As the head of product innovation at a global company pointed out to me, ecological transparency would change the business landscape in two ways. First would be a shift in the “value basis” of a product, adding its ecological impacts into the equation. Second, such transparency would drive intense competition to rethink products to lower those impacts, and so protect a brand’s market position.
Given political realities, substituting market forces for government action may be more realistic and quicker.
As non-proprietary data collection systems like Earthster compile numbers on the ecological footprints of industry, that information could well feed into an emerging metric that has been designed to replace GDP. Called the “General Progress Indicator,” or GPI, this index of national progress rethinks economic indicators by, for example, rising when the poor receive a larger portion of a nation’s income and dropping when they get less.
Among the indicators factored into GPI are resource depletion, pollution, and long-term environmental damage.

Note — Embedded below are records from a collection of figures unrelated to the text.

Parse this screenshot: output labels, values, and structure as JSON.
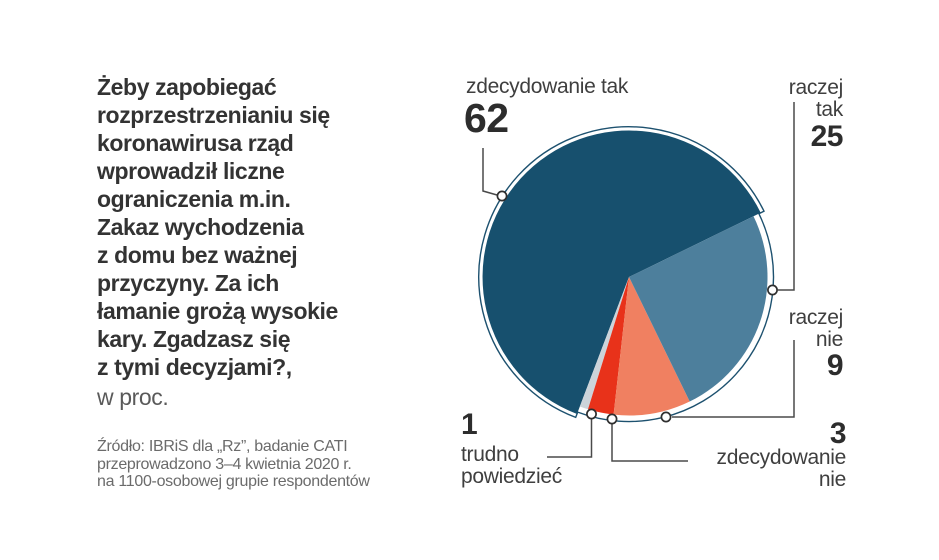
{
  "question": {
    "text": "Żeby zapobiegać\nrozprzestrzenianiu się\nkoronawirusa rząd\nwprowadził liczne\nograniczenia m.in.\nZakaz wychodzenia\nz domu bez ważnej\nprzyczyny. Za ich\nłamanie grożą wysokie\nkary. Zgadzasz się\nz tymi decyzjami?,",
    "unit_note": "w proc."
  },
  "source": {
    "text": "Źródło: IBRiS dla „Rz”, badanie CATI\nprzeprowadzono 3–4 kwietnia 2020 r.\nna 1100-osobowej grupie respondentów"
  },
  "chart_data": {
    "type": "pie",
    "unit": "percent",
    "start_angle_deg": 26,
    "direction": "counterclockwise",
    "legend_position": "callouts",
    "slices": [
      {
        "label": "zdecydowanie tak",
        "value": 62,
        "color": "#17506e",
        "exploded": true
      },
      {
        "label": "trudno powiedzieć",
        "value": 1,
        "color": "#ccd4da",
        "exploded": false
      },
      {
        "label": "zdecydowanie nie",
        "value": 3,
        "color": "#e8321a",
        "exploded": false
      },
      {
        "label": "raczej nie",
        "value": 9,
        "color": "#f08061",
        "exploded": false
      },
      {
        "label": "raczej tak",
        "value": 25,
        "color": "#4d7f9c",
        "exploded": false
      }
    ],
    "colors": {
      "outline": "#1d516f",
      "callout_line": "#4a4a4a",
      "marker_fill": "#ffffff",
      "marker_stroke": "#2f2f2f"
    }
  }
}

So while the GDP counts pollution as a double gain for an economy — for the economic activity while it is created and again while being cleaned up — GPI counts the costs of that pollution as a loss. Earthster-type databases could bring more precision and currency to GPI’s metrics.
Another movement in economics that might embrace such data is the attempt to “internalize externalities” — that is, to make companies bear the costs of, say, cleaning up their pollution rather than governments, by taxing their goods proportionally to their negative eco-impacts. That idea remains a hard sell to business, and to most governments. But marketplace ecological transparency makes pollution, toxics and the like a reputation cost for a brand or company. This substitutes a market force for government action, which — given political realities — may be both more realistic and quicker.

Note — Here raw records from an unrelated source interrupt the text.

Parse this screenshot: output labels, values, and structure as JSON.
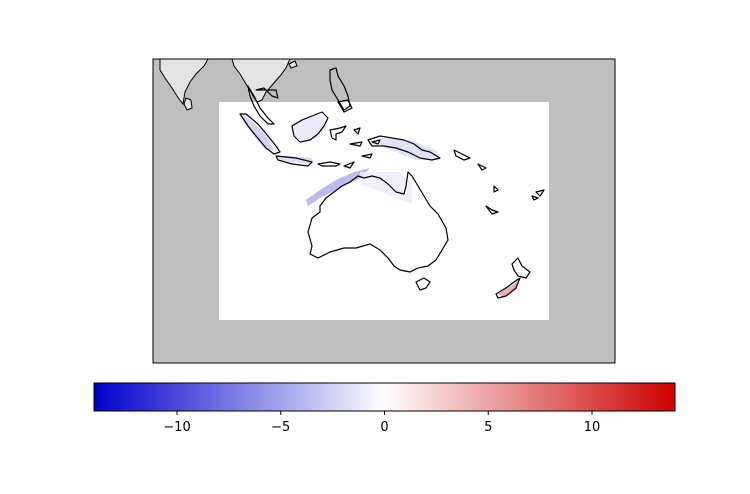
{
  "colors": {
    "ocean_mask": "#bfbfbf",
    "data_region": "#ffffff",
    "land_outside": "#e3e3e3",
    "coastline": "#000000",
    "cmap_low": "#0000cc",
    "cmap_mid": "#ffffff",
    "cmap_high": "#cc0000"
  },
  "colorbar": {
    "cmap": "bwr",
    "vmin": -14,
    "vmax": 14,
    "ticks": [
      {
        "value": -10,
        "label": "−10"
      },
      {
        "value": -5,
        "label": "−5"
      },
      {
        "value": 0,
        "label": "0"
      },
      {
        "value": 5,
        "label": "5"
      },
      {
        "value": 10,
        "label": "10"
      }
    ]
  }
}
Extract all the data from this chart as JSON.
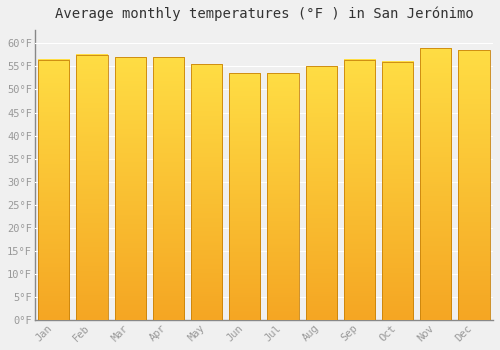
{
  "title": "Average monthly temperatures (°F ) in San Jerónimo",
  "months": [
    "Jan",
    "Feb",
    "Mar",
    "Apr",
    "May",
    "Jun",
    "Jul",
    "Aug",
    "Sep",
    "Oct",
    "Nov",
    "Dec"
  ],
  "values": [
    56.5,
    57.5,
    57.0,
    57.0,
    55.5,
    53.5,
    53.5,
    55.0,
    56.5,
    56.0,
    59.0,
    58.5
  ],
  "bar_color_bottom": "#F5A623",
  "bar_color_top": "#FFDD44",
  "bar_edge_color": "#C8820A",
  "background_color": "#F0F0F0",
  "plot_bg_color": "#F0F0F0",
  "grid_color": "#FFFFFF",
  "ylim": [
    0,
    63
  ],
  "yticks": [
    0,
    5,
    10,
    15,
    20,
    25,
    30,
    35,
    40,
    45,
    50,
    55,
    60
  ],
  "ytick_labels": [
    "0°F",
    "5°F",
    "10°F",
    "15°F",
    "20°F",
    "25°F",
    "30°F",
    "35°F",
    "40°F",
    "45°F",
    "50°F",
    "55°F",
    "60°F"
  ],
  "title_fontsize": 10,
  "tick_fontsize": 7.5,
  "tick_color": "#999999",
  "bar_width": 0.82
}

While many business people are starting to take ecological transparency seriously enough to embed it in their strategic thinking, the question arises: Are economists paying attention?
A few are. But for the most part these potentially disruptive information technologies, and the marketplace transparency they promise, are beneath the field’s radar, or entirely off the map.

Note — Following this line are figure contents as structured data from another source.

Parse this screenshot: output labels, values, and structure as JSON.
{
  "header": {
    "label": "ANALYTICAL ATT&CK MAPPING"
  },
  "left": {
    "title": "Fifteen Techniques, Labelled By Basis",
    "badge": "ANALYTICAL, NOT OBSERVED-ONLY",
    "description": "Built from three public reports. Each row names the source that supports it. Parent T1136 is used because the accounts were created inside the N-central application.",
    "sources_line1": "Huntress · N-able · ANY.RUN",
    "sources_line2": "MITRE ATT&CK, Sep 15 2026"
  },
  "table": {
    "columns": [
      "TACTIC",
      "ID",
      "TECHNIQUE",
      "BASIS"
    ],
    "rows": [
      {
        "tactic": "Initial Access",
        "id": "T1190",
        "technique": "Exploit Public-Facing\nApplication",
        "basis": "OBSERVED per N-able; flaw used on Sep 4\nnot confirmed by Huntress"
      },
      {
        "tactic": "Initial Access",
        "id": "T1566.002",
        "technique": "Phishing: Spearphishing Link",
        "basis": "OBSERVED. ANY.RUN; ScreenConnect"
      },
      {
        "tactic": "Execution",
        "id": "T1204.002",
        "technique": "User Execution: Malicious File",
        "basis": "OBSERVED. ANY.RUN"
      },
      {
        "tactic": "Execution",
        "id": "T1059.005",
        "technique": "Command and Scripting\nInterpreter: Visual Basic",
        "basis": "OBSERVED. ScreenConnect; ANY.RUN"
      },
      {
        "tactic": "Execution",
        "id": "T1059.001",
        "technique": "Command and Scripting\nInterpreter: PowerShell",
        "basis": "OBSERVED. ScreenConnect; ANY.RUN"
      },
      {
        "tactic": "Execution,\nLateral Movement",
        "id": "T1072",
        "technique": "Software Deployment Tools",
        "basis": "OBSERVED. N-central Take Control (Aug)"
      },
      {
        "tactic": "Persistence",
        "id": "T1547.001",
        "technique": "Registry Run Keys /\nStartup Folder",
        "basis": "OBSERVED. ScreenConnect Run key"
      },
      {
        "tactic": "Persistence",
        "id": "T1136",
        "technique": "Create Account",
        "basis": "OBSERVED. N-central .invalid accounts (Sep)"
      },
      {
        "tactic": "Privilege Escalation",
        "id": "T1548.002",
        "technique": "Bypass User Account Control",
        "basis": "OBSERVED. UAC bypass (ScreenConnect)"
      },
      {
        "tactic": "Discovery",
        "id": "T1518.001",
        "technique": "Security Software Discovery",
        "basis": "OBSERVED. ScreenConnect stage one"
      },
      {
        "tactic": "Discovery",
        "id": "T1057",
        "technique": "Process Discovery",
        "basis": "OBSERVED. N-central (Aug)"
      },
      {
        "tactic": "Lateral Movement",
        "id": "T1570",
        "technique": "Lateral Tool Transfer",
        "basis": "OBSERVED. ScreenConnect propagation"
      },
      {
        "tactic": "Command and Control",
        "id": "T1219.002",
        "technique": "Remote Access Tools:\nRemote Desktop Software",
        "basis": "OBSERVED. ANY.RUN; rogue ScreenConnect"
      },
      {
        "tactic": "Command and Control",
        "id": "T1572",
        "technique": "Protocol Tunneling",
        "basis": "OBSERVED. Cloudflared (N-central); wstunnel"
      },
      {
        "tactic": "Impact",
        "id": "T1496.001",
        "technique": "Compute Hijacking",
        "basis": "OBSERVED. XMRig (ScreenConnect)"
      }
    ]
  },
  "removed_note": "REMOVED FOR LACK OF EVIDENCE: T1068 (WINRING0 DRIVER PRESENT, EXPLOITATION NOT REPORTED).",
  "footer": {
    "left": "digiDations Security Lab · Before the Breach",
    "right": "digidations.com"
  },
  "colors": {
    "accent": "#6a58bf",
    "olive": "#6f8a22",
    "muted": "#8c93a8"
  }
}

One exception is James Angresano, a political economist at The College of Idaho, who sees promise in ecological transparency as a tool for sustainability — itself not a topic central to orthodox thinking in economics. “We’ve got to think differently,” Angresano told me.
When Angresano lectured on these ideas recently to students in environmental economics at Peking University, they were so interested they stayed an extra hour. “Of all the theories I covered over several weeks of lecturing, this resonated the best,” he commented. “They’re depressed just hearing what the problems are. This is a way of making changes; here are some solutions.”